Specifically, the article focuses on the use of STARTTLS, which is used to encrypt emails in transit between service providers (it's not nearly as secure as doing full end-to-end encryption of the messages like PGP -- in which case the email providers can't read your email -- but it's a key tool for at least protecting your messages in transit between those providers). Most email systems use STARTTLS these days. Gmail has offered it since it launched over a decade ago. And for STARTTLS to work, both sides of the email provider chain need to be using it. Google has published stats on how much of the emails sent via Gmail are able to be sent with STARTTLS for a little while now and it keeps going up, such that these days, it's pretty rare for email providers not to offer STARTTLS -- with 80% of outbound mail and 61% of inbound mail using it. Yet the US military, the CIA and the FBI don't use it (the NSA does, because they're no dummies about encryption). Google and others in the tech industry have been begging email providers to use STARTTLS for a while, but apparently the US government, including agencies that you'd figure would want to protect secrets, apparently still hasn't figured this out.

When Franceschi-Bicchierai asked the Defense Department why most of the military doesn't support it, he got a nonsensical answer:
In a statement emailed to Motherboard, a spokesperson for the Defense Information Systems Agency (DISA), the Pentagon’s branch that oversees email and other technologies, said the DISA's DOD Enterprise Email (DEE) does not support STARTTLS.

“STARTTLS is an extension for the Post Office Protocol 3 and Internet Message Access protocols, which rely on username and password for system access,” the spokesperson wrote. “To remain compliant with DOD PKI policy, DEE does not support the use of username and password to grant access, and does not leverage either protocol.”
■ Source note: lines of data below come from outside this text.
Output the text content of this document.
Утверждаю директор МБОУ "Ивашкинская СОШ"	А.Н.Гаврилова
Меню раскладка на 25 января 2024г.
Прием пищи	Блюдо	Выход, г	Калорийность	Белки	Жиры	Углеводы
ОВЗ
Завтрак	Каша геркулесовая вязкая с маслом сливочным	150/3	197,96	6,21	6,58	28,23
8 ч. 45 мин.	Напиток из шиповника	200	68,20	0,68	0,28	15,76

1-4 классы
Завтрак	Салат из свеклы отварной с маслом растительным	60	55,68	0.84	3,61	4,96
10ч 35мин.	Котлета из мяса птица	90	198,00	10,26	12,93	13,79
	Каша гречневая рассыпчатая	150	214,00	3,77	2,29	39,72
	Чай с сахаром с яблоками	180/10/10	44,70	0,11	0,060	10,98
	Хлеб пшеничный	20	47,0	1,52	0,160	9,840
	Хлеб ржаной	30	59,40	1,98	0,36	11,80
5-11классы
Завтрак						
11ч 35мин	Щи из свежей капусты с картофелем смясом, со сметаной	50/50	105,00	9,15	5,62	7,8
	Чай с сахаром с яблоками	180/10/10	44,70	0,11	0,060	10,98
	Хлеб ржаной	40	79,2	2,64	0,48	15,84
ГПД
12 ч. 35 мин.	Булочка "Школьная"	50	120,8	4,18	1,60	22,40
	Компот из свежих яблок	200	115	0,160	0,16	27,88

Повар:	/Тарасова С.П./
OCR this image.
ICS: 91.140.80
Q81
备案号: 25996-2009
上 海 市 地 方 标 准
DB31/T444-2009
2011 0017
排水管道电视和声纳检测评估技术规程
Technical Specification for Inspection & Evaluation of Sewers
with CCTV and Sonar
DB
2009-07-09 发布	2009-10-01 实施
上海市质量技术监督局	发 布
The spokesperson did not respond to several follow-ups, asking to clarify the statement. Michael Adams, an information security expert who served more than two decades in the US Special Operations Command, said that DISA’s explanation is “an unacceptable and technically inept answer,” and criticized the Pentagon for not taking security seriously and implementing STARTTLS.

“I can’t think of a single technical reason why they wouldn’t use it,” he told Motherboard in a phone interview. “It’s absurd.”
That opening sentence of the statement from the DOD reads like someone who is just discovering the technical details of email. It's stating something that is (1) meaningless to the question and (2) stated in a manner different than any knowledgeable person would say things. Someone who deals with this stuff would just say POP3 and IMAP rather than spell them out -- and again, that's totally unrelated to the question of STARTTLS. So is the use of PKI (public key infrastructure) for emails.

In the past, I'd mainly assumed that when the FBI spoke out against encryption, it was mainly a smokescreen to try to get more backdoors to make its own life easier. But could it actually be that the FBI (and the CIA and the DOD) don't even realize how important encryption is to protect their own information?